Over 90% of head and neck tumors are squamous cell carcinomas (HNSCCs). Squamous cell carcinoma of the head and neck is one of the most common cancers, constituting 4% of all newly diagnosed cancers in the United States and 5% in the United Kingdom. Worldwide, more than 500,000 new cases are diagnosed annually.1, 2 HNSCC tumors have the capacity to invade adjacent tissues and metastasize locoregionally. The major cause of death among these patients is a local-regional recurrence. Prognosis depends mainly on the stage of the tumor, with the most important factor being the presence of lymph node metastases.3 The prognosis may also vary greatly in each stage group, suggesting that some other, possibly biologic, factors may also play a role in the progression of HNSCC. Evaluation of the metastatic potential of the primary tumor could enable more correct prognosis assessment by providing information about the propensity of a tumor to disseminate. Useful markers associated with biologic aggressiveness could also be valuable in developing new treatment strategies in HNSCC. Therefore, especially prognostic serum biomarkers that are easily detectable from serum pre- or postoperatively could also be valuable in the follow-up of the patients.

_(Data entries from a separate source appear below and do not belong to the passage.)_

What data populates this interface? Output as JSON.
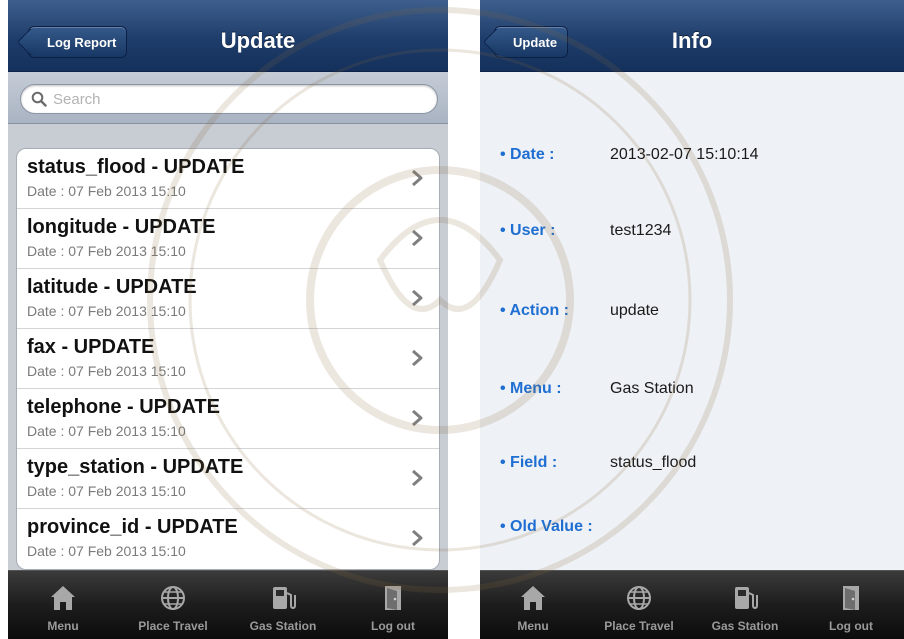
{
  "colors": {
    "navbar": "#1f3d6b",
    "info_label": "#1f6fd2",
    "tabbar": "#1d1d1d",
    "list_background": "#c8ccd3"
  },
  "left_screen": {
    "navbar": {
      "back_label": "Log Report",
      "title": "Update"
    },
    "search": {
      "placeholder": "Search",
      "icon": "search-icon"
    },
    "rows": [
      {
        "title": "status_flood - UPDATE",
        "date": "Date : 07 Feb 2013 15:10"
      },
      {
        "title": "longitude - UPDATE",
        "date": "Date : 07 Feb 2013 15:10"
      },
      {
        "title": "latitude - UPDATE",
        "date": "Date : 07 Feb 2013 15:10"
      },
      {
        "title": "fax - UPDATE",
        "date": "Date : 07 Feb 2013 15:10"
      },
      {
        "title": "telephone - UPDATE",
        "date": "Date : 07 Feb 2013 15:10"
      },
      {
        "title": "type_station - UPDATE",
        "date": "Date : 07 Feb 2013 15:10"
      },
      {
        "title": "province_id - UPDATE",
        "date": "Date : 07 Feb 2013 15:10"
      }
    ]
  },
  "right_screen": {
    "navbar": {
      "back_label": "Update",
      "title": "Info"
    },
    "fields": {
      "date": {
        "label": "• Date :",
        "value": "2013-02-07 15:10:14"
      },
      "user": {
        "label": "• User :",
        "value": "test1234"
      },
      "action": {
        "label": "• Action :",
        "value": "update"
      },
      "menu": {
        "label": "• Menu :",
        "value": "Gas Station"
      },
      "field": {
        "label": "• Field :",
        "value": "status_flood"
      },
      "old_value": {
        "label": "• Old Value :",
        "value": ""
      }
    }
  },
  "tabbar": {
    "tabs": [
      {
        "label": "Menu",
        "icon": "home-icon"
      },
      {
        "label": "Place Travel",
        "icon": "globe-icon"
      },
      {
        "label": "Gas Station",
        "icon": "fuel-pump-icon"
      },
      {
        "label": "Log out",
        "icon": "door-exit-icon"
      }
    ]
  }
}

Matrix metalloproteinases (MMPs) are a large group of zinc-dependent endopeptidases.4 Gelatinase A (MMP-2) and gelatinase B (MMP-9) are the largest members of this gene family. They are able to degrade connective tissue, among other substrates the basement membrane collagen, which appears to play a key role in tumor cell invasion and in the process of metastasis.4, 5, 6, 7, 8 Gelatinases have also been associated with tumor angiogenesis, especially gelatinase B.9, 10 Increased expression of MMP-2 and MMP-9 immunoreactive protein in various cancer tissues has been found to be associated with shortened survival and shortened relapse-free times in patients suffering from these cancers.11, 12, 13, 14 Recently, increased serum MMP-9 and MMP-2 levels have been reported to be practical in predicting disease prognosis in some types of tumors.15, 16, 17, 18
Several studies have shown that gelatinases are expressed in head and neck carcinoma cells, and gelatinases may take part in the progression and invasion of these tumors.19, 20, 21 We have recently found that MMP-9 positivity in immunohistochemical staining is associated with unfavorable prognosis in head and neck squamous cell carcinoma.22 Some studies have suggested an association between gelatinase mRNA, immunoreactive protein or enzyme activity with invasion or lymph node metastasis in some tumor types according to their malignancy category.23, 24, 25 However, the data relating to the significance of circulating MMP-9 in patients with HNSCC as a prognostic marker have been less studied. The present study was conducted to measure preoperative or pretreatment serum MMP-9 levels in patients with head and neck squamous cell carcinoma and to correlate them with clinical behavior and disease outcome as well as to study whether the circulating MMP-9 levels would correlate to MMP-9 immunohistochemical staining in the corresponding primary tumor or to the tumor burden.
Material and methods
The patients referred to Oulu University Hospital for treatment of a primary squamous cell head and neck carcinoma between the years 1994 and 1996 were recruited consecutively to the study and they were followed for a minimum of 5 years. There were no dropouts from the follow-up. Serum samples were taken during the first visit to the hospital and they were taken before the operation or radiotherapy. Serum samples were stored frozen in −70°C until used for the study. In our series, there were 67 cases where both paraffin-embedded tissue samples from the primary tumor and pretreatment serum samples were available. The study protocol was approved by the ethical committee of Oulu University in March 1994 and renewed by the ethical committee of Oulu University Hospital in July 2002. As control values, the serum sample were taken from 44 healthy volunteers (27 female, 17 male) without history of a known malignant disease or recent surgery.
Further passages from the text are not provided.